6. Admission, Retirement, and Expulsion
Admission:
- Governed by LLP agreement
Retirement:
- Notice provisions or mutual consent
Expulsion:
- Must follow strict contractual provisions
Key Cases:
- Blisset v Daniel
Established principle: expulsion must be exercised in good faith (applied analogously to LLPs) - Eaton v Caulfield
Reinforced need for bona fide exercise of expulsion powers
7. Liability and Risk Allocation
Limited Liability:
- Members not personally liable for LLP debts
Exceptions:
- Personal guarantees
- Fraud or wrongful trading
Case:
- Williams v Natural Life Health Foods Ltd
Clarified limits of personal liability for corporate actors, relevant by analogy to LLP members.
8. Financial Disclosure and Transparency
LLPs must:
- File annual accounts
- Maintain accounting records
- Comply with transparency rules similar to companies
Case:
- Clyde & Co LLP v Bates van Winkelhof
Held LLP members can qualify as workers, extending whistleblowing protections—important governance implication.
9. Dispute Resolution in LLPs
Common mechanisms:
- Arbitration clauses
- Mediation
- Court litigation
Case:
- Hurst v Bryk
Addressed partnership disputes and accounting principles, influential in LLP disputes.
10. Insolvency and Winding Up
LLPs follow corporate insolvency procedures under:
- Insolvency Act 1986
Case:
- Re Lehman Brothers International (Europe)
Though not LLP-specific, clarified distribution principles relevant to LLP insolvency contexts.

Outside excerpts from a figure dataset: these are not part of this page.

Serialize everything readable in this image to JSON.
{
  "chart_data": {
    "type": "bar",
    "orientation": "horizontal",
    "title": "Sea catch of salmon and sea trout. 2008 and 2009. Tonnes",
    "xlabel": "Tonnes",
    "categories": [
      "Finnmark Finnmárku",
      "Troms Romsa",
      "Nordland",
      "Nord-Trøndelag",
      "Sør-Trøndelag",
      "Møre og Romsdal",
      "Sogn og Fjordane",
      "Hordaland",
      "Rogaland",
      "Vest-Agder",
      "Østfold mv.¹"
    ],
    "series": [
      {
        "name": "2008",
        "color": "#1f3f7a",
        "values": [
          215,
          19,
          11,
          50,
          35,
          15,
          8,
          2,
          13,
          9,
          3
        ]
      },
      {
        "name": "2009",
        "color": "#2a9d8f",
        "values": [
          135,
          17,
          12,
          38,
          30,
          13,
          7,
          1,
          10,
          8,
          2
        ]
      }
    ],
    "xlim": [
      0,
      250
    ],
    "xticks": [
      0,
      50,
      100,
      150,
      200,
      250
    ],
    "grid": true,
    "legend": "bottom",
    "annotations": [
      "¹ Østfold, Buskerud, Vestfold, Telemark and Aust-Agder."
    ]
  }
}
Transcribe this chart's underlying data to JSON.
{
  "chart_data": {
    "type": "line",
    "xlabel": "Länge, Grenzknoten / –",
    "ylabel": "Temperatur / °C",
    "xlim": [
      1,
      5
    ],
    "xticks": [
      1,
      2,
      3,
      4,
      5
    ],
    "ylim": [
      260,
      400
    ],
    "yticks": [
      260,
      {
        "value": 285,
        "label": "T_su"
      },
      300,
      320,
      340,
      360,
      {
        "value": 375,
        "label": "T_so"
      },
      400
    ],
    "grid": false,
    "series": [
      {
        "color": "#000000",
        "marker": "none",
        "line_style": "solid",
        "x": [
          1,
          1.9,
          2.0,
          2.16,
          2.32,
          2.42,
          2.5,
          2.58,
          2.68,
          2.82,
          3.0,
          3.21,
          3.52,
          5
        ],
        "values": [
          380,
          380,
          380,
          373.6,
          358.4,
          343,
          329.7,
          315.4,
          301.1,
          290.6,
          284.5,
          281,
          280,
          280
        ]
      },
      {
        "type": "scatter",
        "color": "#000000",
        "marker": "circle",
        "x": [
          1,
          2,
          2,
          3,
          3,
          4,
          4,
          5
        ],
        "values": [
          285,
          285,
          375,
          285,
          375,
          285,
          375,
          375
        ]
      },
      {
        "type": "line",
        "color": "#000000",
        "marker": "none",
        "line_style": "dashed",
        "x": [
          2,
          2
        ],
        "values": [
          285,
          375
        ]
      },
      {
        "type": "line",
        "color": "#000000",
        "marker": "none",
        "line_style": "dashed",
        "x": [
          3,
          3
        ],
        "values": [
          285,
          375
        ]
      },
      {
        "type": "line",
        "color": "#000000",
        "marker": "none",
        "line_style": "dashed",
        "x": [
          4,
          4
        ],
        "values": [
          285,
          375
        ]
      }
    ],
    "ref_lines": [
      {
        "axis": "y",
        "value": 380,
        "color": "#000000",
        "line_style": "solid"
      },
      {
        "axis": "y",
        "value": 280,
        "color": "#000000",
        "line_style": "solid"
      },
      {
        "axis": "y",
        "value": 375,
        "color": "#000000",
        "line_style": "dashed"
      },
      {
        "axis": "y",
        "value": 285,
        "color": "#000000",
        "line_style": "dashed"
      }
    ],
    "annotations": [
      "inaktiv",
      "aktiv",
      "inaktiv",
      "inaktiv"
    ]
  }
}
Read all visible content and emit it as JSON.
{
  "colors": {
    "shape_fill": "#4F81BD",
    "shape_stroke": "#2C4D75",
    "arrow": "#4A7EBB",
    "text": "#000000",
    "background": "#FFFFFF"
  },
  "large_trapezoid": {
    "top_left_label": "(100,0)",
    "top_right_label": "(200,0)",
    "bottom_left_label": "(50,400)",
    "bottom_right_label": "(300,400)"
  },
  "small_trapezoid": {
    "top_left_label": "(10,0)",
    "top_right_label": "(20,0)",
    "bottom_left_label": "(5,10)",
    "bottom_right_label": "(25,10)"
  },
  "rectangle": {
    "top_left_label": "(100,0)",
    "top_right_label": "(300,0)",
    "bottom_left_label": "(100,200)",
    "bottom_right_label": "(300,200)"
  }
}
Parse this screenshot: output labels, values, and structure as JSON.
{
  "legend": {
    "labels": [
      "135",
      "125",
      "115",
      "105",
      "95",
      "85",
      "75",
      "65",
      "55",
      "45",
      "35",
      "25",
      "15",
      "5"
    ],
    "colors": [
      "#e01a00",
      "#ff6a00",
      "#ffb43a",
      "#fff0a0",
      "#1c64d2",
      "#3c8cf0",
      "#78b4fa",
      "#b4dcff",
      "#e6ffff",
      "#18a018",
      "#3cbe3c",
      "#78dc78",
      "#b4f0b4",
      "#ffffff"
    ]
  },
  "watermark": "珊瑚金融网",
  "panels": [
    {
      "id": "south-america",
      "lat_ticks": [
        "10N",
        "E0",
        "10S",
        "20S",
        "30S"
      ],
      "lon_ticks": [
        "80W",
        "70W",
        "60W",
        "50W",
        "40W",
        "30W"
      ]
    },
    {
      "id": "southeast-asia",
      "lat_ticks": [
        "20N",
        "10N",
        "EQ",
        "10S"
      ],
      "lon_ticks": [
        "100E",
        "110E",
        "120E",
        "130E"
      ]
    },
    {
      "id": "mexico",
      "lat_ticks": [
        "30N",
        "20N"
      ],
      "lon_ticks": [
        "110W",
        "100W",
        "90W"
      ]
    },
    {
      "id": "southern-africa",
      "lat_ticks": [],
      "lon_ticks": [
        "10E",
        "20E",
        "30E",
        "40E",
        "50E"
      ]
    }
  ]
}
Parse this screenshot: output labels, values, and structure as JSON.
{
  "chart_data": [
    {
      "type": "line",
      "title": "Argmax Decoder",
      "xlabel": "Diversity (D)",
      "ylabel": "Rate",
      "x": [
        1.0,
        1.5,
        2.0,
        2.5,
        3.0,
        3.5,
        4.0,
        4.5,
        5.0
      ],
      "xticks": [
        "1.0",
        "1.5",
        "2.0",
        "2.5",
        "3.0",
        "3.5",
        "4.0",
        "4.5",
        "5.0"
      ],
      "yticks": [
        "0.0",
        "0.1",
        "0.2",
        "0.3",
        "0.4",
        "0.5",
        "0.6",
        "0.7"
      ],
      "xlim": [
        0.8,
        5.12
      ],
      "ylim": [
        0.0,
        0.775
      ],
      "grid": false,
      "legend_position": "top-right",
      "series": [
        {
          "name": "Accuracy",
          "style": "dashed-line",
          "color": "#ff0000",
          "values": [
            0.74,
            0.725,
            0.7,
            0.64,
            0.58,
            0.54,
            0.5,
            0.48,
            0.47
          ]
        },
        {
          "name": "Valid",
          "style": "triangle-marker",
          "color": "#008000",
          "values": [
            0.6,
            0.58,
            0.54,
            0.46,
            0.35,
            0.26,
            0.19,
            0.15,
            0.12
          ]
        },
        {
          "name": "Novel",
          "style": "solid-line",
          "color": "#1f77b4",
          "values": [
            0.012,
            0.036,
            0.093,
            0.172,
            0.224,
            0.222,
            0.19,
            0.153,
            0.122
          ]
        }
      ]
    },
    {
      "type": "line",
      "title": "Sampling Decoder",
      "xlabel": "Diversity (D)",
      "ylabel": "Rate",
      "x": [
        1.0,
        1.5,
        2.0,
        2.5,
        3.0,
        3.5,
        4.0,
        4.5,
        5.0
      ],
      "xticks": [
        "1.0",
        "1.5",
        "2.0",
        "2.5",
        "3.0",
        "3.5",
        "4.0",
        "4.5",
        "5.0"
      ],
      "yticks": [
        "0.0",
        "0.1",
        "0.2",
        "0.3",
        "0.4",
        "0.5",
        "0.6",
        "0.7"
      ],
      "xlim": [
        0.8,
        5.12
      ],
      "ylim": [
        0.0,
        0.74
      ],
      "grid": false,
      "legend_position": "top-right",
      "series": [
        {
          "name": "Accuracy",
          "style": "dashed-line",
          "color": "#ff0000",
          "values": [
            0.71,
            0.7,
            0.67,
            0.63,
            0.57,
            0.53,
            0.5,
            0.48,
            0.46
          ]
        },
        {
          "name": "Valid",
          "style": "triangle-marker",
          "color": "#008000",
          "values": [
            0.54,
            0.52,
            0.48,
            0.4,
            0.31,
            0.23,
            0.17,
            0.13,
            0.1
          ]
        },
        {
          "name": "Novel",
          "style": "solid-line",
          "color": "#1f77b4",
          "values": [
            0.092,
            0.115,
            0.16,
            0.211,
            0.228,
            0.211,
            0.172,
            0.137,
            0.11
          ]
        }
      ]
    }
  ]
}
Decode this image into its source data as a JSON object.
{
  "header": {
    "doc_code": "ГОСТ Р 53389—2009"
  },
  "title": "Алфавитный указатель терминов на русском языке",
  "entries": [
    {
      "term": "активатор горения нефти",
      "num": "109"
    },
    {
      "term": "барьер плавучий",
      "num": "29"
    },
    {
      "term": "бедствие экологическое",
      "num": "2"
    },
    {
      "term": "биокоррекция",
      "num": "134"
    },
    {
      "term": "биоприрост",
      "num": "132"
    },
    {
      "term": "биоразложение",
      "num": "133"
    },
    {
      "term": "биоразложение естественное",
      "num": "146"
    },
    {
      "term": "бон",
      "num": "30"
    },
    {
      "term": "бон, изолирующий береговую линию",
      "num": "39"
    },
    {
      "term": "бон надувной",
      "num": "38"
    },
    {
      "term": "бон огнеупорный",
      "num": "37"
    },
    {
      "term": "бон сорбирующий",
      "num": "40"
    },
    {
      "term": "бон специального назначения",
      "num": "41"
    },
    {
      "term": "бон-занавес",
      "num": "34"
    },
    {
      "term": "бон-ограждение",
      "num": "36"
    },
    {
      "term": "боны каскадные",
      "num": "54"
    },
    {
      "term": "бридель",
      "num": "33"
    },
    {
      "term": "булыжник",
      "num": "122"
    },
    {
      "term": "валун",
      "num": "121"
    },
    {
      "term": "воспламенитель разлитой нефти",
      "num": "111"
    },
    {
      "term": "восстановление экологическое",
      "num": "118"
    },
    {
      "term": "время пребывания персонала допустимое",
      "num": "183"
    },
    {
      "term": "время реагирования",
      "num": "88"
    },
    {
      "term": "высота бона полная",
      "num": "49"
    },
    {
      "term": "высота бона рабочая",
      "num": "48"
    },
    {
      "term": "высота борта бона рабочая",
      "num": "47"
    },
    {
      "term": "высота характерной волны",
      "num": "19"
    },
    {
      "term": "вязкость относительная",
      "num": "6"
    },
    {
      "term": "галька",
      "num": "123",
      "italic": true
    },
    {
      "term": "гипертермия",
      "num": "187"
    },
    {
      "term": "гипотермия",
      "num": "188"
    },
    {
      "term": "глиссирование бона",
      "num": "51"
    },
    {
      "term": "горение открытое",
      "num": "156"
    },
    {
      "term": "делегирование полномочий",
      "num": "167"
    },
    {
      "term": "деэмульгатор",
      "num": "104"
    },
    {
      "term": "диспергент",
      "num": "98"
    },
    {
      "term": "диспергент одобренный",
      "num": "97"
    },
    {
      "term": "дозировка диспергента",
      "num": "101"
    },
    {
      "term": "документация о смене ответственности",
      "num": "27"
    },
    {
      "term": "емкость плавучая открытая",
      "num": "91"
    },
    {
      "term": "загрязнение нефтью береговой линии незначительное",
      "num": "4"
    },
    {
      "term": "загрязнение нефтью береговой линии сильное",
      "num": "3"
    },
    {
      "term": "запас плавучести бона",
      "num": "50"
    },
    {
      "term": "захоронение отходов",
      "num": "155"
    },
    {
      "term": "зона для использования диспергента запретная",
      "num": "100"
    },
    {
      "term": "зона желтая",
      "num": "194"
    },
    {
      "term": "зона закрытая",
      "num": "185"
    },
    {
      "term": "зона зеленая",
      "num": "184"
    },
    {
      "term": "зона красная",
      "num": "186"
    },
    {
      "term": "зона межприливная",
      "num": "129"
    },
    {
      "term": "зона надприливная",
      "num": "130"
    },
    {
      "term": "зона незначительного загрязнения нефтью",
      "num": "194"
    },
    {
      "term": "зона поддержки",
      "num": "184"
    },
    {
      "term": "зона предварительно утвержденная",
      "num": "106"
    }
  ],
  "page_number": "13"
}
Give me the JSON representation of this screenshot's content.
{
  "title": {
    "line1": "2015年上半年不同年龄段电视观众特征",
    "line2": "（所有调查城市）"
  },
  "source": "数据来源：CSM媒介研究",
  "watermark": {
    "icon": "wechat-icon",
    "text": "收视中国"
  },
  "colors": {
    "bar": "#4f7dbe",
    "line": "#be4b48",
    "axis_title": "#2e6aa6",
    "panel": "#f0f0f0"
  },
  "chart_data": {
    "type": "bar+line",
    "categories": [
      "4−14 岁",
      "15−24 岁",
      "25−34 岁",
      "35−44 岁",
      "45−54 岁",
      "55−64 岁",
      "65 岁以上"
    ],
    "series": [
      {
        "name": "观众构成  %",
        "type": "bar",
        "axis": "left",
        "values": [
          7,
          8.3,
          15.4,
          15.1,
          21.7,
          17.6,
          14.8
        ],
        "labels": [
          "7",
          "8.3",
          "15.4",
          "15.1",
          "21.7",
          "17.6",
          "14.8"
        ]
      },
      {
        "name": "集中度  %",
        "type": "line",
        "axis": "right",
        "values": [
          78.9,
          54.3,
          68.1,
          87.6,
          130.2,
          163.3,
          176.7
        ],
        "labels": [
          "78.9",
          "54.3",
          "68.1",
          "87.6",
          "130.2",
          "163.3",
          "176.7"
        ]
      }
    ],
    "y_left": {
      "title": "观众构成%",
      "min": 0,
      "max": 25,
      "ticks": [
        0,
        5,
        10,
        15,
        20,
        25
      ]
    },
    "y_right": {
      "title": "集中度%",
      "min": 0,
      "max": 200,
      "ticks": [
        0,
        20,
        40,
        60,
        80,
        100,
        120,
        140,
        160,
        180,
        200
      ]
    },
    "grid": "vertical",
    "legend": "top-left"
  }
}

Key Governance Principles (Summary)
- Contractual supremacy – LLP agreement is central
- Separate legal personality – LLP distinct from members
- Limited liability – core protection
- Flexible governance – customizable structure
- Conditional fiduciary duties – not automatic
- Regulatory oversight – via Companies House and statutory filings
Conclusion
The UK LLP structure is a flexible, contract-driven governance model with corporate characteristics. Courts consistently emphasize:
- The primacy of the LLP agreement
- The importance of good faith and proper purpose
- The balance between limited liability and accountability
The case law demonstrates that while LLPs borrow from partnership principles, they are firmly treated as corporate entities with contractual governance frameworks, making them particularly attractive for professional services firms and investment structures.